Lucy B. en C.W. van der Hoogt-prijs 2004
Advies van de Commissie voor schone letteren
Aan zijn roman De hand, de kaars en de mot geeft Rob van der Linden (1957) als ondertitel mee: ‘Familiegeschiedenis met valse profeten’. Slaan we de inhoudsopgave op dan komt de lezer de wonderlijkste hoofdstuktitels tegen, zoals ‘Over schoenmakers en kabouters’, ‘Over stambomen en hoogvliegers’ en ‘Over een helder moment en gefilterd licht’.
Bovendien valt op hoe vaak Van der Linden een hoofdstuk beëindigt met de suggestieve aanduiding: ‘Een verhaal in een verhaal’ en dan krijgt de lezer het relaas onder ogen dat bijvoorbeeld heet ‘Over teddyberen en een rugzak’, bovendien gedateerd 1988-1994.

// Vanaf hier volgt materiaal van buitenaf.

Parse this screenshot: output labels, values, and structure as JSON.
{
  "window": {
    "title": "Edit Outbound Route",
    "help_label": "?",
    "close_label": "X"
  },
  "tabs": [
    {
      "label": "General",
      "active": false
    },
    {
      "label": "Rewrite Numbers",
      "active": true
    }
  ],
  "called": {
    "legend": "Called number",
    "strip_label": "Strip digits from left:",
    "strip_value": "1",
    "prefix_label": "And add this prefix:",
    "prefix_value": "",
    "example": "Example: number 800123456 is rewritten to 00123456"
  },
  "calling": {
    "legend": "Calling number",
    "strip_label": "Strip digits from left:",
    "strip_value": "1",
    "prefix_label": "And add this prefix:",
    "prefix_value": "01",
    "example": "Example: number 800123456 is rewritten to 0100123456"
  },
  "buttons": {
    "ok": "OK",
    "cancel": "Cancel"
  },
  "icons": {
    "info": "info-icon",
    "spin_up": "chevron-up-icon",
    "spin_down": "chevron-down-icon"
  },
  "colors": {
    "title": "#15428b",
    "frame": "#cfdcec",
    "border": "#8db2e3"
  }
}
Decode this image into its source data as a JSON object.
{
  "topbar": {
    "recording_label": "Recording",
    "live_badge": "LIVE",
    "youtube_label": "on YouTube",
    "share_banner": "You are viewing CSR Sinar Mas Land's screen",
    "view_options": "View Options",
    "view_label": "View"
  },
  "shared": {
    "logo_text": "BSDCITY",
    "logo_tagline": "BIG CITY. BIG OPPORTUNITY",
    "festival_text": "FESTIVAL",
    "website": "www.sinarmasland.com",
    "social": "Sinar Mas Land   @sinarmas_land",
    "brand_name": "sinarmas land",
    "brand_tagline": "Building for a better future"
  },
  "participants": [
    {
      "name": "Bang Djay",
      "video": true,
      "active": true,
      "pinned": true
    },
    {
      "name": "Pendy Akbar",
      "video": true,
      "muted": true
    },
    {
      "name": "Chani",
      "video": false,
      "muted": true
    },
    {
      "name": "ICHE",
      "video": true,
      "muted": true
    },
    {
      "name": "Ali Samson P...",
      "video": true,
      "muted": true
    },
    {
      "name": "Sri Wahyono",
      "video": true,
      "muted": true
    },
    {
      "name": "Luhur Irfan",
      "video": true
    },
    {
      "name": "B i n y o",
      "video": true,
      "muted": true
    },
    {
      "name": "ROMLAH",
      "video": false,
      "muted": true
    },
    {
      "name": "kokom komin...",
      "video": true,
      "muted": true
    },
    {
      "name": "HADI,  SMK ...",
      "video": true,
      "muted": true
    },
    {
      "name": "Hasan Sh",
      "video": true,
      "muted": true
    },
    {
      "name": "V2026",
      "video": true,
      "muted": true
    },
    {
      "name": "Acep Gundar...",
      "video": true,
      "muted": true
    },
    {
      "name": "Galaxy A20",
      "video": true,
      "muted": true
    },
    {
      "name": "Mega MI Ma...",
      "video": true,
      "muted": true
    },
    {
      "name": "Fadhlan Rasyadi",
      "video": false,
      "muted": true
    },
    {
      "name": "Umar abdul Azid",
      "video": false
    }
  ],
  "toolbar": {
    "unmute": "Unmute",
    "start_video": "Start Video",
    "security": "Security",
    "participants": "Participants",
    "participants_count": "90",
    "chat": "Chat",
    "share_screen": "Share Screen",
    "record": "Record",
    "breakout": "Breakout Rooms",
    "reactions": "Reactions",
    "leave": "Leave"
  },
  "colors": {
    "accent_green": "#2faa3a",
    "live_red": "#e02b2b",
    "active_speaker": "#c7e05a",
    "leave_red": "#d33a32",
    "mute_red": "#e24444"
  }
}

Het moge duidelijk zijn: hier is een schrijver aan het woord die voortbouwend op de traditie van een klassieke roman in hoofdstukken tegelijkertijd beseft dat hij met die conventionele indeling niet uit de voeten kan. Hij wil meer, zijn vertellersbloed dwingt hem na elk hoofdstuk als het ware een nieuw hoofdstuk te beginnen.
In de kern is De hand, de kaars en de mot inderdaad een familiegeschiedenis. Hoofdpersoon Pieter van der Kleij, een zoon die deel uitmaakt van een wijdvertakte, gegoede familie, heeft zich in 1994 teruggetrokken in de Negev-woestijn van Israël nabij de ruënestad Sheva. Hier, in de verlatenheid, stelt hij het leven van zijn familie en zijn eigen leven op schrift. Hij doet dat met de intentie het dagboek uiteindelijk te begraven.
In de verlatenheid van de woestijn bestormen Pieter van der Kleij allerlei herinneringen, verhalen, beelden, geschiedenissen. Allereerst is de titel al een prachtige metafoor: de hand van de vader heeft de kaars, die de gestalte heeft van de moeder, ooit aangestoken. De mot is de valse Haarlemse profeet Manus, die zich te dicht bij de kaars heeft gewaagd en uiteindelijk aan diezelfde kaars ten onder gaat.
Van der Linden heeft de meer dan dertig, misschien wel veertig verhalen die hij vertelt strak in handen. Hij vertelt over zijn oom Paul, de uitvinder van Blue Band. Samen met oom Dorus cirkelen ze voortdurend rond de aarde om daarmee de tijd voor te blijven en de gelukzalige staat van tijdloosheid en dus onsterfelijkheid te bereiken. Een van de mooiste personages is tante Jo, die iedere avond in een zeemeermin verandert.